A sensitive translation by Wallace Fowlie renders these works into English. Voluptuous, burning, and heavy, at times foreshadowing Neruda, Baudelaire's poems shudder as if with fever and sing of beauty and horror in the same breath. I can't open this little volume without being arrested.— Reva
Sex and death, rebellion, corruption -- the themes of Charles Baudelaire's sensual poems sparked outrage upon their 1857 debut. His masterpiece, Flowers of Evil (Les Fleurs du Mal), was dismissed as decadent and obscene and banned in France for nearly a century. Although Baudelaire died in obscurity, today he is recognized as one of the nineteenth century's greatest and most influential poets, whose works were ahead of their time.

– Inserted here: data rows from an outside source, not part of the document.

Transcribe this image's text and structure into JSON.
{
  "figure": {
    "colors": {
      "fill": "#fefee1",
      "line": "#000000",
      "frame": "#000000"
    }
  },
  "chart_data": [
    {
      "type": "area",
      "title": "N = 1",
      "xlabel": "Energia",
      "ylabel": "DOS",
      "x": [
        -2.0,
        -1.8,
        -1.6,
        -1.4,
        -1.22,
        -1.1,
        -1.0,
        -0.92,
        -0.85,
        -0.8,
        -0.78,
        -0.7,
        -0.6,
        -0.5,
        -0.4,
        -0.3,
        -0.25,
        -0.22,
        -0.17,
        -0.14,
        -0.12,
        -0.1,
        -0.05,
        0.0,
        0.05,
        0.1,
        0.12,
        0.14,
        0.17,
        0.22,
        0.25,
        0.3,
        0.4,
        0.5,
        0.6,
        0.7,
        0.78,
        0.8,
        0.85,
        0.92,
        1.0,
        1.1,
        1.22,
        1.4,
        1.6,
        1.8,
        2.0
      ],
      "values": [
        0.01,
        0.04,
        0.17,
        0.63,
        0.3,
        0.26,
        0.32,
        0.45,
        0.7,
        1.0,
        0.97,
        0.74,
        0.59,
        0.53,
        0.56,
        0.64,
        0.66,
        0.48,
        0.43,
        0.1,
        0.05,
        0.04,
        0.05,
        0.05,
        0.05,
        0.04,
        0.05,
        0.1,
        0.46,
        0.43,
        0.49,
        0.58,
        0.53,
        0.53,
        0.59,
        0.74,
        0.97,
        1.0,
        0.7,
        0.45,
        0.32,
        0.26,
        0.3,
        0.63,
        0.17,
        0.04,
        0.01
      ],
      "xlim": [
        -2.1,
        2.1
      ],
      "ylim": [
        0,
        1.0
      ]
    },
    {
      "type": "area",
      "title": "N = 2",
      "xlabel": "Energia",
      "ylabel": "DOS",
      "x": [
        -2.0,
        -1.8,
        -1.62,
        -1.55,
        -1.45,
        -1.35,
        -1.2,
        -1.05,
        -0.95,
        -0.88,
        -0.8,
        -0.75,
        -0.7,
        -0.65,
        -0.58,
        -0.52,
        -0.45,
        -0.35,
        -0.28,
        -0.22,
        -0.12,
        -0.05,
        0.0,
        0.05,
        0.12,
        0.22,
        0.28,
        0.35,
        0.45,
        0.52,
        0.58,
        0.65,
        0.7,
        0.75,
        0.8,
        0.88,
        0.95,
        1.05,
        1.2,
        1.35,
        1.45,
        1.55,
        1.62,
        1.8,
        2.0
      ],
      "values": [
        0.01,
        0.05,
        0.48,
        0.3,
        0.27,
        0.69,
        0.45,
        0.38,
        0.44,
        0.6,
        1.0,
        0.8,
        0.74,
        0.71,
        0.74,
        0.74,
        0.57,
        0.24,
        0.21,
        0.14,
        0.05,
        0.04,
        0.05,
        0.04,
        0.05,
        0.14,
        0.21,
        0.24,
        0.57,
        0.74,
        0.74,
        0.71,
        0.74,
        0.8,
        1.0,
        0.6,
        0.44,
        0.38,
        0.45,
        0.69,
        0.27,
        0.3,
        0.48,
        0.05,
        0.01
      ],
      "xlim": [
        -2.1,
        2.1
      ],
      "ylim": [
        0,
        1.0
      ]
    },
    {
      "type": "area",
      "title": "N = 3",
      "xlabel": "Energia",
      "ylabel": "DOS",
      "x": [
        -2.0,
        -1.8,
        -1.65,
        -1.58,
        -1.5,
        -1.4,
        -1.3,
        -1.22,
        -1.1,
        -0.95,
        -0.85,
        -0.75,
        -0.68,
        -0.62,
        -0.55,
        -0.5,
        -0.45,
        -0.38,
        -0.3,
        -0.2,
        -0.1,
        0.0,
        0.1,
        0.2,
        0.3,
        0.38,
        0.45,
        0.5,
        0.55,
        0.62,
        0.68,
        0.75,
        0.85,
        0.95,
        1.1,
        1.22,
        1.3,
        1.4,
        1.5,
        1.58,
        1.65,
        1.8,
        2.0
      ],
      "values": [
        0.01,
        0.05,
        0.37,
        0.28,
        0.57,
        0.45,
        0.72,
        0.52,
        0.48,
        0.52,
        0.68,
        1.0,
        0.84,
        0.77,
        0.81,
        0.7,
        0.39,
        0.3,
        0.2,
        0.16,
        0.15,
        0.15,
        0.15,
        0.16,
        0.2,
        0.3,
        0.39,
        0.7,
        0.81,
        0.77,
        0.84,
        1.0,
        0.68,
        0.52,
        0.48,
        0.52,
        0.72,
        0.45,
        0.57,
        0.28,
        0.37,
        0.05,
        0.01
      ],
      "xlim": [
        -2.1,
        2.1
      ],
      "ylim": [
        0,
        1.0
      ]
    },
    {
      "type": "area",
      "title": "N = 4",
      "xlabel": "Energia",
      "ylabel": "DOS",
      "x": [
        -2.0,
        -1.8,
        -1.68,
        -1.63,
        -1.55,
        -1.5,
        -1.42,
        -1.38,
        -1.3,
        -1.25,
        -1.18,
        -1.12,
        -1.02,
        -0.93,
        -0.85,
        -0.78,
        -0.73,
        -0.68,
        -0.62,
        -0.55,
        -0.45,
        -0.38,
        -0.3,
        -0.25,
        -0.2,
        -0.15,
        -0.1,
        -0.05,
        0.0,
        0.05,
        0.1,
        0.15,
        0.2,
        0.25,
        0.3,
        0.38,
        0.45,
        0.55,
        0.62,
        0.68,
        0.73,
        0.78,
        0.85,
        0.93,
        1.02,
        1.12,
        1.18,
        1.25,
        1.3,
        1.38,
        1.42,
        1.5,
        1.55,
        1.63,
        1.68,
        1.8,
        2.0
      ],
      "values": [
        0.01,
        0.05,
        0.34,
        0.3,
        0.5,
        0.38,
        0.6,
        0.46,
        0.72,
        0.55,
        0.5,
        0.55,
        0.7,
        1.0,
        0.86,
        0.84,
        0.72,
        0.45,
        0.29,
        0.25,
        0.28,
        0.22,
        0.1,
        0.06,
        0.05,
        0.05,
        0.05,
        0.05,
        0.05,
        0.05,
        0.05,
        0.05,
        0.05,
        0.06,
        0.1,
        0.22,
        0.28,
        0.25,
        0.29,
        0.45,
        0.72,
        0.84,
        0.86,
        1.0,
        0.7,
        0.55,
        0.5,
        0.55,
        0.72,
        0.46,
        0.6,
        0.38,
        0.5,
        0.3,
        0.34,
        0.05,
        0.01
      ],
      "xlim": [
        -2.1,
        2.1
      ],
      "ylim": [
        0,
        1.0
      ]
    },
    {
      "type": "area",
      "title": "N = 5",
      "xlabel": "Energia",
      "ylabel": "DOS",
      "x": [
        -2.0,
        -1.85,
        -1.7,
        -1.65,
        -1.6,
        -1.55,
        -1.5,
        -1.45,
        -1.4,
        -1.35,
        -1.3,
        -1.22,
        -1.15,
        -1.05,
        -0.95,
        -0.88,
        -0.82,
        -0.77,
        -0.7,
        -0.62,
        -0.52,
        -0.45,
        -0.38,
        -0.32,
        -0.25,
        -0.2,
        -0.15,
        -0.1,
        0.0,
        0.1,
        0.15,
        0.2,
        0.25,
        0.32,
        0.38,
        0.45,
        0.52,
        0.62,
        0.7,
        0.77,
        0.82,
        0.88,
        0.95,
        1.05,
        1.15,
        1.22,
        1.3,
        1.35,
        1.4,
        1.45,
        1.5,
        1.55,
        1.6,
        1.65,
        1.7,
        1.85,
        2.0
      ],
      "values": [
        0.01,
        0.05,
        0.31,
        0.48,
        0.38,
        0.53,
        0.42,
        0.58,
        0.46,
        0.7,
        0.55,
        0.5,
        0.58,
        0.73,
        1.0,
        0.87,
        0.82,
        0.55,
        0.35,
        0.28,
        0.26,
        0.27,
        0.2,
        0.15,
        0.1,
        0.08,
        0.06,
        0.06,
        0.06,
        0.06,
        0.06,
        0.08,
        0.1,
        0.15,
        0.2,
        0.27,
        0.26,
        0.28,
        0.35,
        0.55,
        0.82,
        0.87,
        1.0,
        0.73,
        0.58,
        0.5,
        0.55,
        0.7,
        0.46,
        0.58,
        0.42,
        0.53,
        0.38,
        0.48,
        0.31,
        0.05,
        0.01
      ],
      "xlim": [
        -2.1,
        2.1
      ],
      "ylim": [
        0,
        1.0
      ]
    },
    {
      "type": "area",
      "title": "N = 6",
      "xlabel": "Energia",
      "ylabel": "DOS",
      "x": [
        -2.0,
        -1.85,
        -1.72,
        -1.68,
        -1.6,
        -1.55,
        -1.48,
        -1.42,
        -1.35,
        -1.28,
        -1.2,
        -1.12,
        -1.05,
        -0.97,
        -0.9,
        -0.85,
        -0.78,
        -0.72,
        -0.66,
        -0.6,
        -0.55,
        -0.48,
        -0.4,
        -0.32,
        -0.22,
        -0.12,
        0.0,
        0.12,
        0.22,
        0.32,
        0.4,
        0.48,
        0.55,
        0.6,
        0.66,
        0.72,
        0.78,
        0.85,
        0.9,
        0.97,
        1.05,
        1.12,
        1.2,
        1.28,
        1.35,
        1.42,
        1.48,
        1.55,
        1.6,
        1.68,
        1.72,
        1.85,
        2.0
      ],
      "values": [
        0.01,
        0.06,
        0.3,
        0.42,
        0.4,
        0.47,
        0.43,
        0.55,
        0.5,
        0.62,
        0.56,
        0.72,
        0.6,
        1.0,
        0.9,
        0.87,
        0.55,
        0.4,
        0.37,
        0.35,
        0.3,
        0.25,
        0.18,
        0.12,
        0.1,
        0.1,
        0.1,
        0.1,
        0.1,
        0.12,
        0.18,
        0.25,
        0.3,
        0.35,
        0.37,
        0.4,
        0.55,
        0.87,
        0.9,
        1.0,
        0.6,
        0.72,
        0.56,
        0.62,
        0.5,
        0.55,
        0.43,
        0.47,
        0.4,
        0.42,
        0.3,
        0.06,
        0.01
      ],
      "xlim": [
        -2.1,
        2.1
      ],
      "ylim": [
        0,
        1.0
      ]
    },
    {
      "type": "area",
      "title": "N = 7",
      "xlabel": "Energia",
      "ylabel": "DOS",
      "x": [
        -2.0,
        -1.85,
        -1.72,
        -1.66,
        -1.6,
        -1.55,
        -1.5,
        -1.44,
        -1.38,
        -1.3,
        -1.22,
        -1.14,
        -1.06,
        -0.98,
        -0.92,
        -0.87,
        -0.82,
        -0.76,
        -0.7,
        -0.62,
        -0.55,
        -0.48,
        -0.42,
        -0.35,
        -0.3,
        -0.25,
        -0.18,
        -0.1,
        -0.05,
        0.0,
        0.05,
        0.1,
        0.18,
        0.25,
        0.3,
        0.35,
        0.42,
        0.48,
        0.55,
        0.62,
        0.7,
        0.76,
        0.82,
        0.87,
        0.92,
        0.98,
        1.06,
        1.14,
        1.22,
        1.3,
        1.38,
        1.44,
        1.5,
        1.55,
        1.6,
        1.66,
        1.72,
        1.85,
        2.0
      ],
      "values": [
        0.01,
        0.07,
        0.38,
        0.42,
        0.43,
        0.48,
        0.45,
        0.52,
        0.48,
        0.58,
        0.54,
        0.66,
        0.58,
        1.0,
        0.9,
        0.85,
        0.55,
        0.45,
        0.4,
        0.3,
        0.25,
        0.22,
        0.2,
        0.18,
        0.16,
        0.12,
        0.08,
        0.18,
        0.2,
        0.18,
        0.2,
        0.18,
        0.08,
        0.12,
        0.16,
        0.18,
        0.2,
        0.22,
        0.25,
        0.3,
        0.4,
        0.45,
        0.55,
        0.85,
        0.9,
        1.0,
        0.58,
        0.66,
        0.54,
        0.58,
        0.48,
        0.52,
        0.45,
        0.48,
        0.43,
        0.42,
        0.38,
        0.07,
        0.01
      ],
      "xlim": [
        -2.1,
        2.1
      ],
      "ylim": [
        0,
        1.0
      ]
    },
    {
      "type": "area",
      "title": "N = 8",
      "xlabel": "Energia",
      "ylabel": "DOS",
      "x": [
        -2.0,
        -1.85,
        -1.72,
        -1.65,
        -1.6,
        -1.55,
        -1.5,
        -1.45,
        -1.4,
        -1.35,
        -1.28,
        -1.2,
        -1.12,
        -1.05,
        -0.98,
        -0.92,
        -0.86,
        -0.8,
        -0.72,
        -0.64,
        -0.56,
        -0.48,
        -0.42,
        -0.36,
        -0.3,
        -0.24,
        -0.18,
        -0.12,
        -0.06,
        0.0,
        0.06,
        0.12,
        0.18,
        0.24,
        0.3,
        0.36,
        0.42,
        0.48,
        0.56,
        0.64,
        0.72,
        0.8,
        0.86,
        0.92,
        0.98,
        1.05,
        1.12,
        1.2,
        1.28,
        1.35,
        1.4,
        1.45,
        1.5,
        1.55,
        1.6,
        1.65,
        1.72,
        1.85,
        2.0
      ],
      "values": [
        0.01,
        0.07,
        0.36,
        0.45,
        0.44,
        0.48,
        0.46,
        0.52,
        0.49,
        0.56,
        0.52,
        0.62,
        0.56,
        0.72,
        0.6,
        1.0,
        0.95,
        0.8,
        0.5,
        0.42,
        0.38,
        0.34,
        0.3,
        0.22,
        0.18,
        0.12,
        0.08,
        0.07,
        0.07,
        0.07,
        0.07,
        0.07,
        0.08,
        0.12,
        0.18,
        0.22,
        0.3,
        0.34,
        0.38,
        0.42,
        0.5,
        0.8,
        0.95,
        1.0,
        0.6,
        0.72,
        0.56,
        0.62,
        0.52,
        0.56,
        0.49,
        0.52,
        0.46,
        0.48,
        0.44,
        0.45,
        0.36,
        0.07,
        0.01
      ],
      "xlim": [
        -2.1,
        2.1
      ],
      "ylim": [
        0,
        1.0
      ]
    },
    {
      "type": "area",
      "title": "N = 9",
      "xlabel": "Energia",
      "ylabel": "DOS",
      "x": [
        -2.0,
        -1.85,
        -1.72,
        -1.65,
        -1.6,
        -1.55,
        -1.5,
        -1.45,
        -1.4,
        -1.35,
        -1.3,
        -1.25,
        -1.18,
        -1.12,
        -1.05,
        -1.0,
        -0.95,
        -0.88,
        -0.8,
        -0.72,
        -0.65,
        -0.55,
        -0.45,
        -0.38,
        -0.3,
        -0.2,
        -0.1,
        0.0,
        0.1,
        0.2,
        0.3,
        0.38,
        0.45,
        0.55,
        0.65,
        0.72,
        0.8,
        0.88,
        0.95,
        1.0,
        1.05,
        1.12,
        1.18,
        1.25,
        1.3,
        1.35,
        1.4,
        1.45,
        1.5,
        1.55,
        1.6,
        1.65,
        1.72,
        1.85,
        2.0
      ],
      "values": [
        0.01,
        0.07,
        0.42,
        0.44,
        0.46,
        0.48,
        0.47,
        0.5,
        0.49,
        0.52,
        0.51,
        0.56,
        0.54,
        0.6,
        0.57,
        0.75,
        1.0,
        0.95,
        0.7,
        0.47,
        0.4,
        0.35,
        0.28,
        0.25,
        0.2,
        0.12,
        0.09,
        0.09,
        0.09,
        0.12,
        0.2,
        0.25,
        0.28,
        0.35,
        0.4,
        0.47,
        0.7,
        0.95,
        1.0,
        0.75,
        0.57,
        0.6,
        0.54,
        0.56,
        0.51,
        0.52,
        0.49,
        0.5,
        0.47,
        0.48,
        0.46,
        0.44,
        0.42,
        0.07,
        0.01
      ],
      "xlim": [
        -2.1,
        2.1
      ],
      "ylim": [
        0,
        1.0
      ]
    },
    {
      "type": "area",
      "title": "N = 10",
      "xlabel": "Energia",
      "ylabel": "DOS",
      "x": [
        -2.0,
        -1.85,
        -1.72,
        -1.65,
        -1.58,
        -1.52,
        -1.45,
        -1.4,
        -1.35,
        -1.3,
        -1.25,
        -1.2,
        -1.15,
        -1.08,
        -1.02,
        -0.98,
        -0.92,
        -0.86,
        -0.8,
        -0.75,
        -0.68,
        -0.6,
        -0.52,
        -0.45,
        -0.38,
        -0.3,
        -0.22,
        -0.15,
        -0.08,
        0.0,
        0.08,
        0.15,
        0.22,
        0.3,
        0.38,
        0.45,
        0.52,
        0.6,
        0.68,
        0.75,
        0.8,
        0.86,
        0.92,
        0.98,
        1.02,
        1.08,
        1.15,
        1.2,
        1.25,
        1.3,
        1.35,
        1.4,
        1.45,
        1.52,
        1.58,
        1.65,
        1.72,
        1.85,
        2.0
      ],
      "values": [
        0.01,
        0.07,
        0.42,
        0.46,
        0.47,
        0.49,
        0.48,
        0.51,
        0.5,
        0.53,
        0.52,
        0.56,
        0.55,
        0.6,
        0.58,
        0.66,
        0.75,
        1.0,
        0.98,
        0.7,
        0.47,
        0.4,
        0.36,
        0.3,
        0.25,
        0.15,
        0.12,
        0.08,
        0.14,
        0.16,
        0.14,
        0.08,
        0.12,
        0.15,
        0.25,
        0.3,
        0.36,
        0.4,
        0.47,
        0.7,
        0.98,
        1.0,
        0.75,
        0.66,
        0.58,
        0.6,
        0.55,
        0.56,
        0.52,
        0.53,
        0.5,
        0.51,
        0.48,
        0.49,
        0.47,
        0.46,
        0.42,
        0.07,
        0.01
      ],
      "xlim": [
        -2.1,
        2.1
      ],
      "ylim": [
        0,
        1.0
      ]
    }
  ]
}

This unique collection captures the fevered spirit of the transition from Romanticism to Modernism with authoritative interpretations of fifty-one poems from Flowers of Evil. In addition, fourteen prose poems from the posthumously published Paris Spleen offer poignant reflections on the city and its humbler denizens. Noted scholar Wallace Fowlie provides definitive translations of these verses.
About the Author
Poet, critic, and translator Charles Baudelaire (1821-67) was deeply affected by Gothic novels and the works of Edgar Allan Poe. A leading figure of the Decadent movement, he exercised enormous influence over subsequent poets and authors, including Rimbaud, Proust, and Eliot. He published his first and most famous book of poems, Flowers of Evil, at the age of 36 and died less than a decade later, after a life shadowed by debt, drug abuse, and disease.Translator Walter Fowlie was the James Duke Professor of French at Duke University.